Vasco Brazão relatou que o ex-diretor da PJM tinha um parecer jurídico do ex-ministro da Administração Interna Rui Pereira que sustentava que devia ser a PJM a titular da investigação por estarem em causa crimes estritamente militares.
Com esse parecer na mão, disse, o então diretor da PJM ganhou “força” para transmitir a Azeredo Lopes a sua insatisfação pela perda da titularidade do inquérito: “Não sei dizer quando informou o ministro. Sei que utilizou este parecer para uma exposição sobre a situação”, contou.
“A questão foi a recuperação do material que era fundamental para o diretor-geral.
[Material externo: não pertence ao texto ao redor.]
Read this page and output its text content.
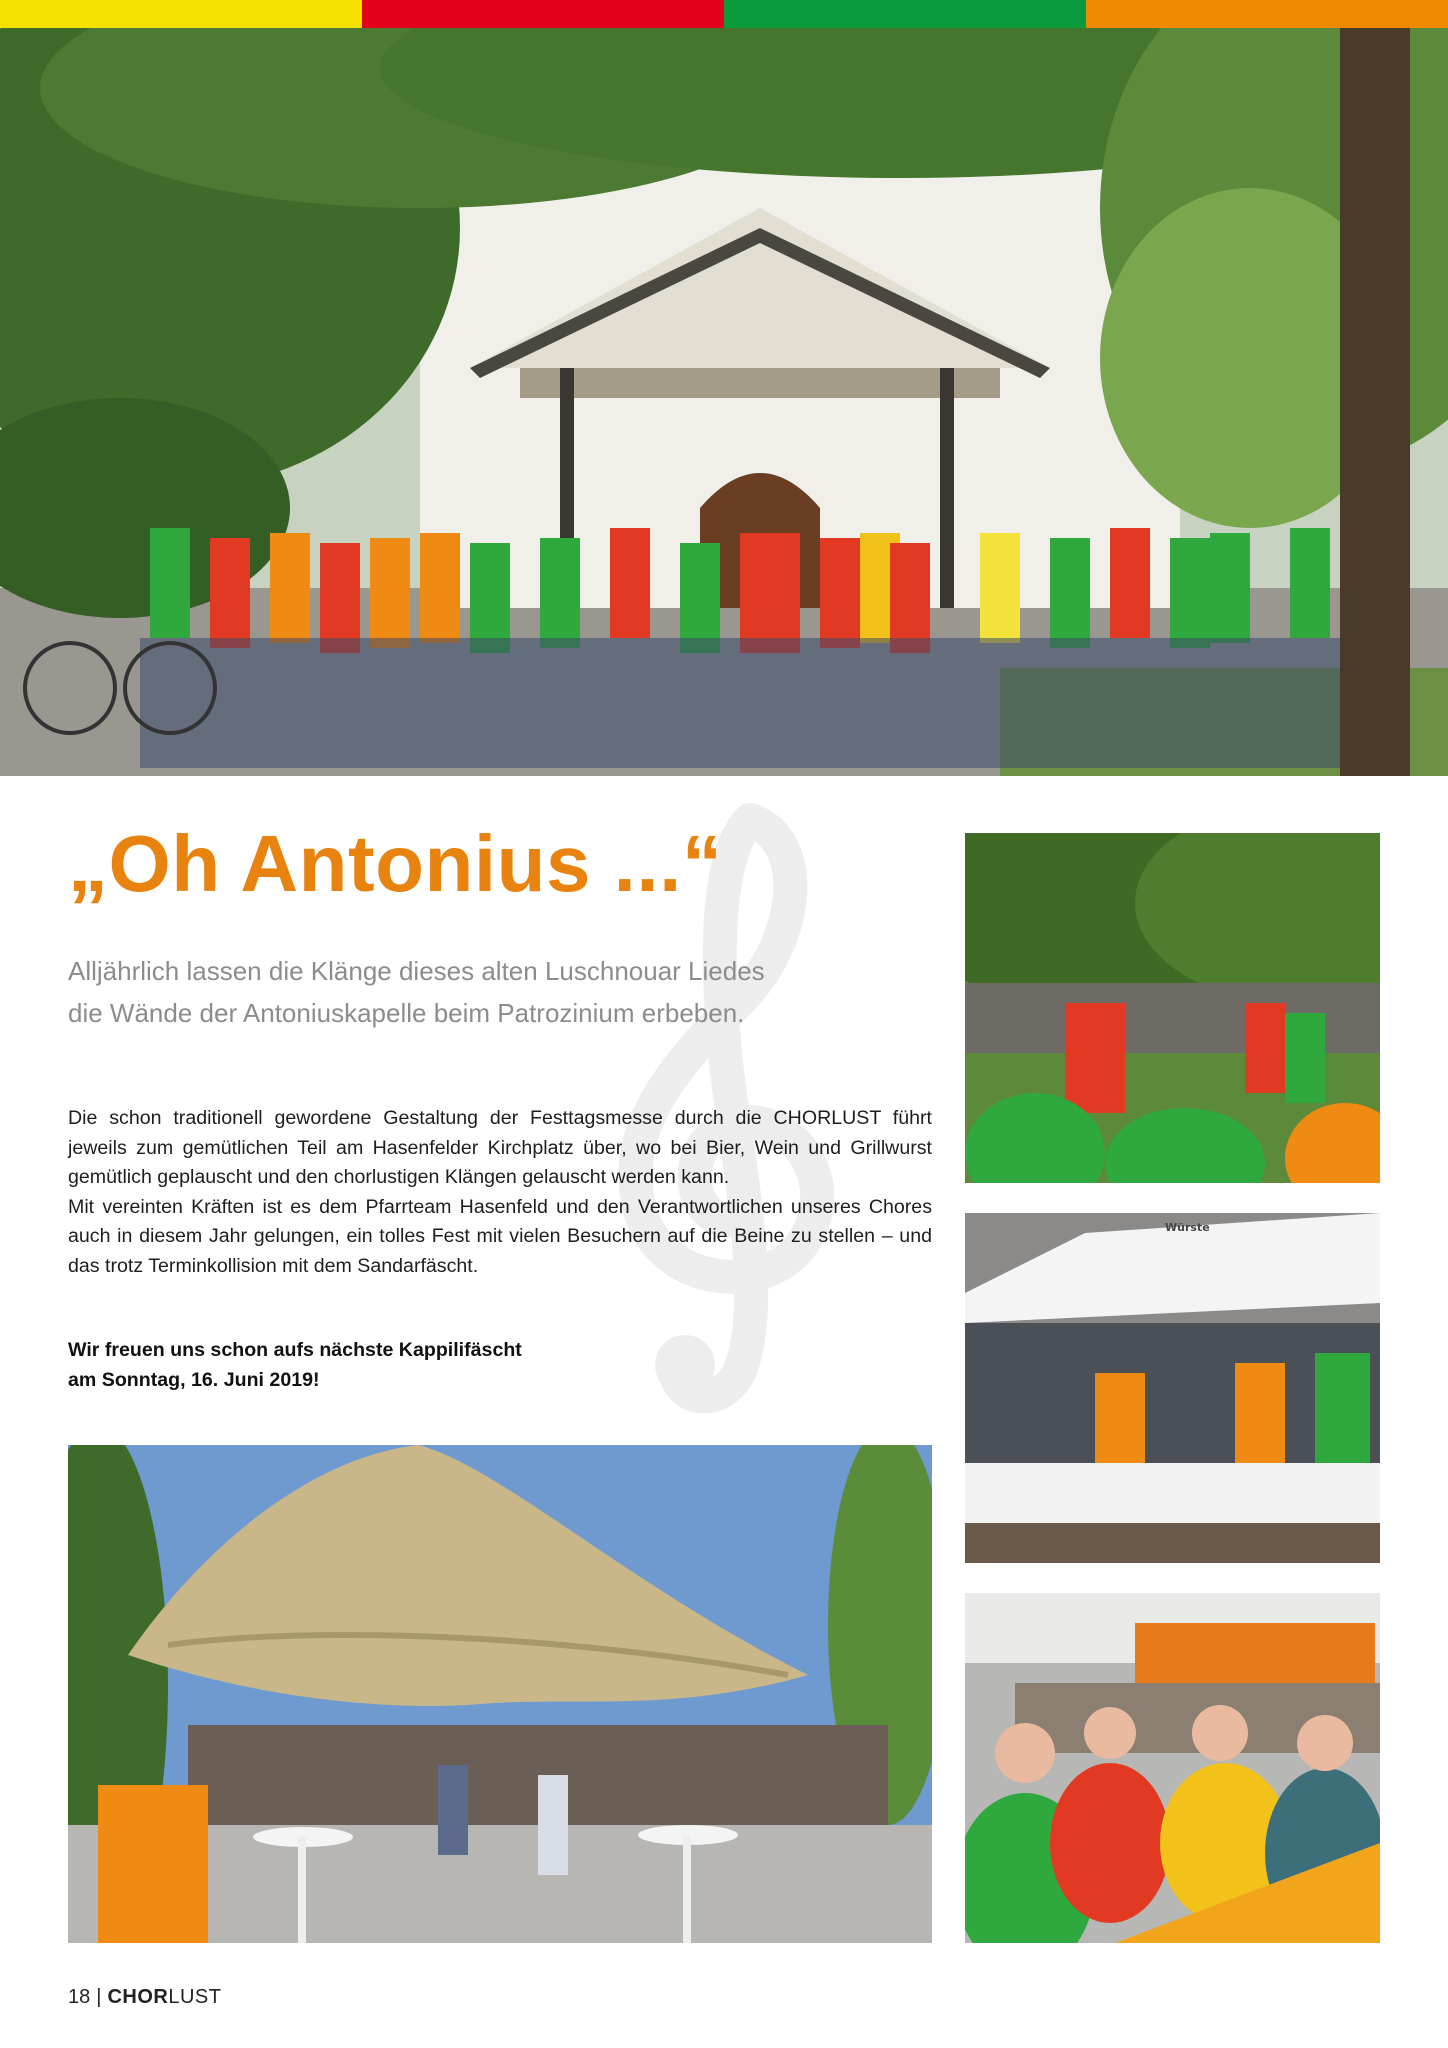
„Oh Antonius ...“
Alljährlich lassen die Klänge dieses alten Luschnouar Liedes
die Wände der Antoniuskapelle beim Patrozinium erbeben.

Die schon traditionell gewordene Gestaltung der Festtagsmesse durch die CHORLUST führt jeweils zum gemütlichen Teil am Hasenfelder Kirchplatz über, wo bei Bier, Wein und Grillwurst gemütlich geplauscht und den chorlustigen Klängen gelauscht werden kann.

Mit vereinten Kräften ist es dem Pfarrteam Hasenfeld und den Verantwortlichen unseres Chores auch in diesem Jahr gelungen, ein tolles Fest mit vielen Besuchern auf die Beine zu stellen – und das trotz Terminkollision mit dem Sandarfäscht.

Wir freuen uns schon aufs nächste Kappilifäscht
am Sonntag, 16. Juni 2019!
Würste
18 | CHORLUST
A PJM estava no limbo de perder a sua autonomia e ele sentiu que aquela era a oportunidade de vincar e tendo informação de um indivíduo que quer entregar o material, era juntar a recuperação do material e a afirmação da PJM”, declarou.
O furto de material de guerra foi divulgado pelo Exército a 29 de junho de 2017. Quatro meses depois, a PJM revelou o aparecimento do material furtado, na região da Chamusca, a 20 quilómetros de Tancos, em colaboração de elementos do núcleo de investigação criminal da GNR de Loulé.
Entre o material furtado estavam granadas, incluindo antitanque, explosivos de plástico e uma grande quantidade de munições.